12 Responses to A Map of the Research Literature

  1. Thanks Sean for the compliments and the very clear article. You managed to hit spot on exactly what Paperscape is all about and why it has the structure it does. One extra thing: brightness of colour represents age of the paper, but this doesn’t come across so well. Note the Higgs papers are brightest in yellow (yellow being hep-ex). We are going to implement a heat map overlay which shows age more clearly, and is very useful for identifying trending areas of research.

    The version released in March is actually a bit different to the map (see my.paperscape.org), so you didn’t actually miss this map version. It was released only this past week.

    Rob and I are still actively developing the map and are very interested to hear suggestions from the community as to its potential long term usefulness.

  2. Meh says:

    THANK YOU Damien George and Rob Knegjens. Something that can finally help me answer the question, “so what do you do with a degree in _____ ?” A lot of my peers are going to love this for the reasons you mention. It will definitely help us out when we attempt to write our senior thesis(or any paper). I imagine a lot of the veterans in the field will also enjoy the ease of use and the freedom to peruse unpopular topics without the fear of colleagues giving them a weird look; inspiration strikes in strange places.

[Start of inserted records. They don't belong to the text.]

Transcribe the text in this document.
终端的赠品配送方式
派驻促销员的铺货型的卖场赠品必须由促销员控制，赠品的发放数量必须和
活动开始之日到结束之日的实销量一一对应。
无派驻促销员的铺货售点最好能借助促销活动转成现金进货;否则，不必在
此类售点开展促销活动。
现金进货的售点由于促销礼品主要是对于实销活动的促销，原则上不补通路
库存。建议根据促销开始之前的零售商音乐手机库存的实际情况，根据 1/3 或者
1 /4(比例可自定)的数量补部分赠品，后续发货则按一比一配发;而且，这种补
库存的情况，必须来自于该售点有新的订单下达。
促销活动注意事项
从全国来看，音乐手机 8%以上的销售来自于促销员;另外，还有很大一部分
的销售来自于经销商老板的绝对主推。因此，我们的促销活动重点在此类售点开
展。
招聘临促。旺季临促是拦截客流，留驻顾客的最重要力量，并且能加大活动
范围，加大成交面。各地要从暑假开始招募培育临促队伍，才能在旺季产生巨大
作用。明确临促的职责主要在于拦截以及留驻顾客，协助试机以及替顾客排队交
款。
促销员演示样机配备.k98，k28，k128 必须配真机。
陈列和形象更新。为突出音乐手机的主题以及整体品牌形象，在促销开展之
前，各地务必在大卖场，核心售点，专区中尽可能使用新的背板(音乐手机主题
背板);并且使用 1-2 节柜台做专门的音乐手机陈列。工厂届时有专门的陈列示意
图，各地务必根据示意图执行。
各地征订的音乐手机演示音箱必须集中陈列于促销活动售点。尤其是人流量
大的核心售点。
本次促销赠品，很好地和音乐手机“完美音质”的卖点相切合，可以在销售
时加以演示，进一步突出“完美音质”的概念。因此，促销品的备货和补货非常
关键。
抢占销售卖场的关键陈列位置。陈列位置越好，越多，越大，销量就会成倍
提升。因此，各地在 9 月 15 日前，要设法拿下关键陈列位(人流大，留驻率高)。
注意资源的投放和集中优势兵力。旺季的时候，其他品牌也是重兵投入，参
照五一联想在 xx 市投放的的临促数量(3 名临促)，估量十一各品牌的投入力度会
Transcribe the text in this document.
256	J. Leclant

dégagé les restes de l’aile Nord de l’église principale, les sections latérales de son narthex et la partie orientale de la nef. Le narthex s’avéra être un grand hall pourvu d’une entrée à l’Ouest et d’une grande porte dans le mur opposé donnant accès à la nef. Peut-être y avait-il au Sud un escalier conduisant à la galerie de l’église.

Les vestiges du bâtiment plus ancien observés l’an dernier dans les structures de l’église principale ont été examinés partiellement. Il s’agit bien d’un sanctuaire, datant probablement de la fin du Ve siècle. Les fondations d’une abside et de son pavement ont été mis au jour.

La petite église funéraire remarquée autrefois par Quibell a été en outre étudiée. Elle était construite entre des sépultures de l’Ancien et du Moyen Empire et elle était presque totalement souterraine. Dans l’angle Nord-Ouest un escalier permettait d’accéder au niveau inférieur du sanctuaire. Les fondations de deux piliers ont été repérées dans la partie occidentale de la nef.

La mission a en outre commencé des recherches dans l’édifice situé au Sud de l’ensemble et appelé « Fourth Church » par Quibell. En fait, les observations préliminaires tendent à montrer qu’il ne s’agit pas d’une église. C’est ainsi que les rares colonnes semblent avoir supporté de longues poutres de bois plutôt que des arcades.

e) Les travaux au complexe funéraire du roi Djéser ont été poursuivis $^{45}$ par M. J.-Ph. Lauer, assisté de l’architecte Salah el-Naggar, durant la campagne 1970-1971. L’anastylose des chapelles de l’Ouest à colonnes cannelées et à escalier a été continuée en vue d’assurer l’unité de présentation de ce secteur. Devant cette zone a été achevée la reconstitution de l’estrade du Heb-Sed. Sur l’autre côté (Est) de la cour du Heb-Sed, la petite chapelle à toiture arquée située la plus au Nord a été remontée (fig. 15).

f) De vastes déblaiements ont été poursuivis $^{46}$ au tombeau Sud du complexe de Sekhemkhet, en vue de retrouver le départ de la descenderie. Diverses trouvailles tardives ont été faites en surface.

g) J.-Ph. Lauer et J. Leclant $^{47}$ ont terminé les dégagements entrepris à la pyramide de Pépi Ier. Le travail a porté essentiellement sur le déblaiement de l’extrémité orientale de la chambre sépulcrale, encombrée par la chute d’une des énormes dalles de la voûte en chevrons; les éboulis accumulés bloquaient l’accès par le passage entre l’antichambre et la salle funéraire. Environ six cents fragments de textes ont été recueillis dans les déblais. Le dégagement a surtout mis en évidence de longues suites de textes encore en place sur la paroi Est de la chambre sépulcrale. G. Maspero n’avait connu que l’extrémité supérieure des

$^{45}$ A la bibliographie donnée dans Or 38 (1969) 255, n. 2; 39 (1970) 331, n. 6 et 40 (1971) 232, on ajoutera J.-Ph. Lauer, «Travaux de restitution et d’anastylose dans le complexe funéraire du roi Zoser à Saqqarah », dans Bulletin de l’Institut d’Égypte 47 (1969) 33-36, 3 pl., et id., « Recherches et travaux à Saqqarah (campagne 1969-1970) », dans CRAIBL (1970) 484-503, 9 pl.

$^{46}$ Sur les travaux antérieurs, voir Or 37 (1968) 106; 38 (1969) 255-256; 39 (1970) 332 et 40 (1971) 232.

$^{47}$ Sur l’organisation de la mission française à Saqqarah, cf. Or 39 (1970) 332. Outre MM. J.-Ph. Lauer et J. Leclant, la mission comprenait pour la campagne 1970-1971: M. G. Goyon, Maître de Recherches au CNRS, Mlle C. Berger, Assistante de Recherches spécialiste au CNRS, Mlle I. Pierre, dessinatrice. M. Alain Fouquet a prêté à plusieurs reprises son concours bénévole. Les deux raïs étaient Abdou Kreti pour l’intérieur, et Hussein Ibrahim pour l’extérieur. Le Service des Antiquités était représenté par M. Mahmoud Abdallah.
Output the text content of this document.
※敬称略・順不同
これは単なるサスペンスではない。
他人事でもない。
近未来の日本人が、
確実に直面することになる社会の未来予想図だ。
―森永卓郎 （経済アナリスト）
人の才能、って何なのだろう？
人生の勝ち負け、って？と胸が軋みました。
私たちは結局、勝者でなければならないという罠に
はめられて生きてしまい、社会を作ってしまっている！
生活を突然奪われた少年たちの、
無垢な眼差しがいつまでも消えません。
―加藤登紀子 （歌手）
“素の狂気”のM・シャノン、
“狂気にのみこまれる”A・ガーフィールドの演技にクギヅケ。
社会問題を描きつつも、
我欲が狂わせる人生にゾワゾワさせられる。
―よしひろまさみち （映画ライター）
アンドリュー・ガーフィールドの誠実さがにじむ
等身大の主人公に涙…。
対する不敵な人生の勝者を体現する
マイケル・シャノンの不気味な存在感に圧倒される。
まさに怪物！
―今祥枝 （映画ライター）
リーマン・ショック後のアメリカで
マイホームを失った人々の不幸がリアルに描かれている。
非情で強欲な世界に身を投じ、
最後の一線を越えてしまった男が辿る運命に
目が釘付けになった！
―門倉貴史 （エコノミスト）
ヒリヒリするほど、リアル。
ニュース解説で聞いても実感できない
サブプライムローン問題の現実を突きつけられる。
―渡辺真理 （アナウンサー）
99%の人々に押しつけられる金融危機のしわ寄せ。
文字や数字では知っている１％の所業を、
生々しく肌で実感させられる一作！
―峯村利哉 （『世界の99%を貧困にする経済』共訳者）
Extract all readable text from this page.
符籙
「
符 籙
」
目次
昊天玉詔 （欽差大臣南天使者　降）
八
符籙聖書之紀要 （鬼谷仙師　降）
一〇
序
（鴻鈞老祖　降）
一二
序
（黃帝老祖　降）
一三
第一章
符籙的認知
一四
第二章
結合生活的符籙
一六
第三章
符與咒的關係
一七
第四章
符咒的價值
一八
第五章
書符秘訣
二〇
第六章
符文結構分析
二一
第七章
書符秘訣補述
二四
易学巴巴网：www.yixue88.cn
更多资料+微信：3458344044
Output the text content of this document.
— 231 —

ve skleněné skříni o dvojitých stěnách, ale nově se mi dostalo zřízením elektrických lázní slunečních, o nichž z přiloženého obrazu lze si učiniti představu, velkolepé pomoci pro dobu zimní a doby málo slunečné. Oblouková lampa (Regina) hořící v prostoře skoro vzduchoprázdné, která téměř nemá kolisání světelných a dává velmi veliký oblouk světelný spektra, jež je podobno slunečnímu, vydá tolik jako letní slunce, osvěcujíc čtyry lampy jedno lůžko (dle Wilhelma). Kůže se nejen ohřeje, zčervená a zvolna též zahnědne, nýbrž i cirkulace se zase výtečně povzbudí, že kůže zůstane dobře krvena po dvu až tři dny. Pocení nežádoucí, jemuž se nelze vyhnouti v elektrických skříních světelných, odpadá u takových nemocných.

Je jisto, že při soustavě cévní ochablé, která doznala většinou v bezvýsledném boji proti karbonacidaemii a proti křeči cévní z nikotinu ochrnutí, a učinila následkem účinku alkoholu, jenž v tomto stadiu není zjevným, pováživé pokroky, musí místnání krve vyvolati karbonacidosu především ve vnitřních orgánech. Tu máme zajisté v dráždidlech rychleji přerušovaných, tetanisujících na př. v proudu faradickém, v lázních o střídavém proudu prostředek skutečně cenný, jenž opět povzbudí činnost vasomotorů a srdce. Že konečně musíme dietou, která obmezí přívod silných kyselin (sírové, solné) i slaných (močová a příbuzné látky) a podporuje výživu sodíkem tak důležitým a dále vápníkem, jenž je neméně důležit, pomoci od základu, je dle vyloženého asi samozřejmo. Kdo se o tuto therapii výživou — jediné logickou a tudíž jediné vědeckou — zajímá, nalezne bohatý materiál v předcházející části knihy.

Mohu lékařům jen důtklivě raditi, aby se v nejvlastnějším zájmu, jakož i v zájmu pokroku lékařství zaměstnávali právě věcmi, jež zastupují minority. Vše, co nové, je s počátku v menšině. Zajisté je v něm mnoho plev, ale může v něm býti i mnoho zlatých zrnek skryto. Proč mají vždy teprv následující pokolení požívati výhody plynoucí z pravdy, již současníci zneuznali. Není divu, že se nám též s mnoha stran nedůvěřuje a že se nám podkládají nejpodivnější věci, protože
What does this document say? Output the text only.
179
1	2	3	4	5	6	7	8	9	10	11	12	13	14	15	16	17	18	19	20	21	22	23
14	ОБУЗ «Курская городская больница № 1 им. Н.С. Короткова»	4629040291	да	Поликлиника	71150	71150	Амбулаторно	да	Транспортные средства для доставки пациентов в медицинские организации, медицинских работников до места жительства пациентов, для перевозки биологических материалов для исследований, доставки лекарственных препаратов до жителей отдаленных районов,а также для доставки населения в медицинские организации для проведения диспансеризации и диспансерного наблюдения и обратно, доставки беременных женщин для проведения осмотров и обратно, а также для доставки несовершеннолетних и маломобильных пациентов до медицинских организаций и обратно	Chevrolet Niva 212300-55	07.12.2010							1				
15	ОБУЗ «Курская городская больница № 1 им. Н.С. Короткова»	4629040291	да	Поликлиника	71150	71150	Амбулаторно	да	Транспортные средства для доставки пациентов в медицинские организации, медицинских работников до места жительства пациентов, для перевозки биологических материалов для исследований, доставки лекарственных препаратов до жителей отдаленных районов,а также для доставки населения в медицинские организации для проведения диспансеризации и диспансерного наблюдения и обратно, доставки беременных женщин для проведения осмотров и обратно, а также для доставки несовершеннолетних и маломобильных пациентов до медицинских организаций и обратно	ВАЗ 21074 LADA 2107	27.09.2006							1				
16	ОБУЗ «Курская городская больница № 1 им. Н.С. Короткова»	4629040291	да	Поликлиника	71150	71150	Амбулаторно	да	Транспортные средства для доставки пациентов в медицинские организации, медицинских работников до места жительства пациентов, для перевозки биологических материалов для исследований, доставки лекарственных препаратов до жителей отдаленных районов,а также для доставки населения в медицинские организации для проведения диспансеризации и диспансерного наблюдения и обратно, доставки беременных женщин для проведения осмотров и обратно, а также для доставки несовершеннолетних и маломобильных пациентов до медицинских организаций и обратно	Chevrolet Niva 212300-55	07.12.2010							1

    Now, to keep it classy: Looks like Spergel has the biggest pair… 😀
    (and) ‘it’s like twitter for your future overlords’.

  3. John Duffield says:

    Great work Damien and Rob. Nice blog Sean, love that droll humour.

    So, who’s the brightest star in the firmament then? And wow, can you imagine a time lapse picture!?

  4. I wonder how hard it would be to apply this to PubMed.

  5. Ali says:

    I named this map : continent of physics!

  6. What I find so amazing is that all of those papers represent bits of a puzzle of human thought attempting to unpack the mechanics of God.

  7. Joseph Mastropaolo says:

    Can you tell me which two galaxies are the same?

  8. Pingback: A Map of the arxiv Physics Literature. | Gordon's shares

  9. I can see an elephant in the Map of Research Literature. Its blue head is in (hep-th) the trunk below (gr-gc) (Sic) and upper foreleg is at (math-ph).

  10. Tienzen (Jeh-Tween) Gong says:

    @Damien George

    A truly wonderful job.

    Now, LHC has ruled out a big chunk of SUSY theories. Can we search “still viable SUSY” or “LHC ruled out SUSY”? I tried but get no result.

  11. Rob Knegjens says:

    Thanks a lot for your very well written blog post Sean! It has generated a lot of traffic for us over the last week:)

    As you suggest a search query in your blog, let me note that it’s now possible to link to a paperscape search query by appending /?s=your_query to the Paperscape address (with a bit of manual url encoding for now: ‘?’ -> %3F, spaces -> ‘+’ ). So the query “?a s.m.carroll” can be linked to with http://paperscape.org/?s=%3Fa+s.m.carroll, giving Sean Carroll.

    Let me also note that we just finished implementing a heatmap colouring scheme for the map. It should now be easier to identify “hot” regions of recent activity and young papers that are picking up citations quickly.

  12. Sean Carroll says:

    Happy to provide some publicity — congrats on the great site!